Since up to N × Y (= N × M / 2) is possible, it is possible to capture measurement data in the entire range in the slice direction of the X-ray detector 9. Therefore, in the lower diagram, X for one channel of channel numbers N / 2 + 1, N / 2 + 2, N / 2 + 3, N / 2 + 4
The measurement data of the X-ray detection elements 15 of all (M = 8) of the line detection element groups 43a, 43b, 43c, 43d are taken.

On the other hand, since the number of detection elements per channel is limited to M / 2 on the detection circuit section 10 side, measurement data between the X-ray detection element 15 and the detection circuit element 40 is Is controlled by the switch circuit 31.
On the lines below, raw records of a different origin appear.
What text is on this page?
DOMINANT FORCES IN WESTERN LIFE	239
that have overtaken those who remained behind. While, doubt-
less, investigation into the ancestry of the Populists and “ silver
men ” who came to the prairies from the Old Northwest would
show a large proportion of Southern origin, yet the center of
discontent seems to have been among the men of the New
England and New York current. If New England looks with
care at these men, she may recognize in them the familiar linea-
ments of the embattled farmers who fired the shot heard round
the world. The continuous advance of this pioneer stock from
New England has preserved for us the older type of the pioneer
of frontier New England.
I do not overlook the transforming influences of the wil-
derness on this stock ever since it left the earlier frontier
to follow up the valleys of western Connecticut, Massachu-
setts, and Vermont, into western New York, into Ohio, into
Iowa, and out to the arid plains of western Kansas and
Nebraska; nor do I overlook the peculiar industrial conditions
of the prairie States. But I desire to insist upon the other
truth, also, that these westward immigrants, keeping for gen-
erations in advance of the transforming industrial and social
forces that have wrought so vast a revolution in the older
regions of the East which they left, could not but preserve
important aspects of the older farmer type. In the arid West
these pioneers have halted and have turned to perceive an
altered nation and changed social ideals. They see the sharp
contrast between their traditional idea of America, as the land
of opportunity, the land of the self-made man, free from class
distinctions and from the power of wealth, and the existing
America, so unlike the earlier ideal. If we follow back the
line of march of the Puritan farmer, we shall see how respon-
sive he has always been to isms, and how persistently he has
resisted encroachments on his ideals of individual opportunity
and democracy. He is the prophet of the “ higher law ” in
In the lower diagram, first, the lower half of the X-ray detector element group 43a of the X-ray detector 9 with the channel number N / 2 + 1 is shown.
Channel number N of four X-ray detection elements 15 and detection circuit section 10
The four detection circuit elements 40 of the / 2 + 1 detection circuit element group 44a are the switch element groups 45a of the channel number N / 2 + 1 of the switch circuit 31.
Connected by four switch elements 41 in the lower half of
The measurement data collected by the four lower X-ray detection elements 15 in the lower half of the X-ray detection element group 43a is taken into the detection circuit element group 44a. Next, the four detection circuit elements 40 of the X-ray detection element 15 in the upper half of the X-ray detection element group 43a and the detection circuit element group 44b of the channel number N / 2 + 2 of the detection circuit section 10 are connected to the switch element group 45.
connected by four switch elements 41 in the upper half of a,
The measurement data collected by the four upper X-ray detection elements 15 of the X-ray detection element group 43a is taken into the detection circuit element group 44b. Next, the X of the channel number N / 2 + 2 of the X-ray detector 9 is
Four lower X-ray detection elements 15 in the lower half of the line detection element group 43b and the detection circuit element group 44c of the channel number N / 2 + 3 of the detection circuit section 10
The four detection circuit elements 40 are connected by the lower half four switch elements 41 of the switch element group 45b of the channel number N / 2 + 2 of the switch circuit 31, and the lower half of the X-ray detection element group 43b The measurement data collected by the four X-ray detection elements 15 is taken into the detection circuit element group 44c. Hereinafter, as shown in FIG. 6, up to the channel number N / 2 + N / 4 of the X-ray detector 1,
The same measurement data is acquired.

FIG. 7 shows a multi-slice X-ray C of the present invention.
The second of the acquisition control of the measurement data in the slice direction of the T device
The upper part of FIG. 3D illustrates the same figure as FIG. 3D, and the lower part of FIG. 3 shows the procedure of the switch control for taking in measurement data in the slice direction for four channels. In the present embodiment, the case where the size of the FOV or the subject is medium and the measurement range in the channel direction of the X-ray detector 9 is 2N / 3 channel at the center. In this case, the acquisition range of the measurement data of the X-ray detector 9 is N × Y by the number of X-ray detection elements.
Therefore, it is possible to capture measurement data in the range of 3Y / 2 (= 3M / 4) in the slice direction of the X-ray detector 9. Therefore, in the lower figure, the X-ray detection element groups 43a, 43b, 43c, 43d for one channel of channel numbers N / 2 + 1, N / 2 + 2, N / 2 + 3, N / 2 + 4 The measurement data of the 3Y / 2 (= 3M / 4 = 6) X-ray detection elements 15, that is, the X-ray detection elements 15 of slice numbers 2 to 7 are taken in.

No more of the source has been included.